Hi Marielle,
The supplementary report you pointed me to (thanks again) actually has data comparing the proportions of female readers and female contributors in the various age cohorts: it's Figure 5 on page 21.
Looking at that graphic, the proportion of female contributors vs. female readers takes a dip in the 18-21 age group, but then rises for the 22-29 age group, and rises again for the 30-85 age group. This pattern, too, does not suggest a major influence of family obligations on female contributorship: the proportion of women contributors vs. women readers rises at the precise points in time where you would think mothers of families would have their hands fullest.
In fact, the pattern is not particularly dissimilar to the pattern observed for males, shown in the same graphic on the right.
Figures 1 and 2 on page 6, which represent figures for readers and contributors combined, are more likely to reflect such an effect (I agree that it will be there to at least some extent), because women's involvement overall, as readers or contributors, is highest for children and then drops up to age 30 – though at that point it then rises again.

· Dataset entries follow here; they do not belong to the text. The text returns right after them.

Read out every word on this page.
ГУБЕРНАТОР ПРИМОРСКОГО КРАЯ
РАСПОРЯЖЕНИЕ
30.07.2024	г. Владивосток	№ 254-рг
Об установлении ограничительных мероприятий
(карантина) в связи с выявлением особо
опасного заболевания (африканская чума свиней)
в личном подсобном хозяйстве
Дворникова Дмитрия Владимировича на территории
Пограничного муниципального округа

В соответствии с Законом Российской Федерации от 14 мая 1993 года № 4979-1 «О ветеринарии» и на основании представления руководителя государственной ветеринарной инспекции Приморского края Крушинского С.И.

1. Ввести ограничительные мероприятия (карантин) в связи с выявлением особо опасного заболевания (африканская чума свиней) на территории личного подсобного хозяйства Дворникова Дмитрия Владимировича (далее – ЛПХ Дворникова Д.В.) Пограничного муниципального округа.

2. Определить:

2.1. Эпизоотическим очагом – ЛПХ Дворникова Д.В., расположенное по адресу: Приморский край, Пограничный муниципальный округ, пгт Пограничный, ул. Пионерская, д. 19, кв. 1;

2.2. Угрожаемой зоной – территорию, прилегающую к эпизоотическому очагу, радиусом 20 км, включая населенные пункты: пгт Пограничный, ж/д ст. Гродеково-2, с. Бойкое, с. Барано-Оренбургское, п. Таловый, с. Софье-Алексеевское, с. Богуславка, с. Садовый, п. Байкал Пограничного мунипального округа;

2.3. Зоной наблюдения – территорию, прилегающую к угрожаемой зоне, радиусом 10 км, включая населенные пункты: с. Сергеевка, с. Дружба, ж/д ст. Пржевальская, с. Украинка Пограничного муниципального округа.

But the main point I wanted to make was that the old adage "women are simply too busy to spend time online and edit Wikipedia" just doesn't hit the mark. Women do have time to spend online – they're just spending it elsewhere.
Facebook use among women for example balloons between 18 and 34 years of age, the precise time when female contributorship in Wikipedia drops:
It's similar for Pinterest, where around 80% of users female:
Pinterest and Reddit are symmetrically opposite poles in the graph shown here:
Note that Wikipedia, if it were included in that graphic, would be an even more extreme outlier than Reddit, whichever of the various survey percentages available to us we were to use.
Now, just visualise what Reddit looks like and what Pinterest looks like. There's lots to think about here.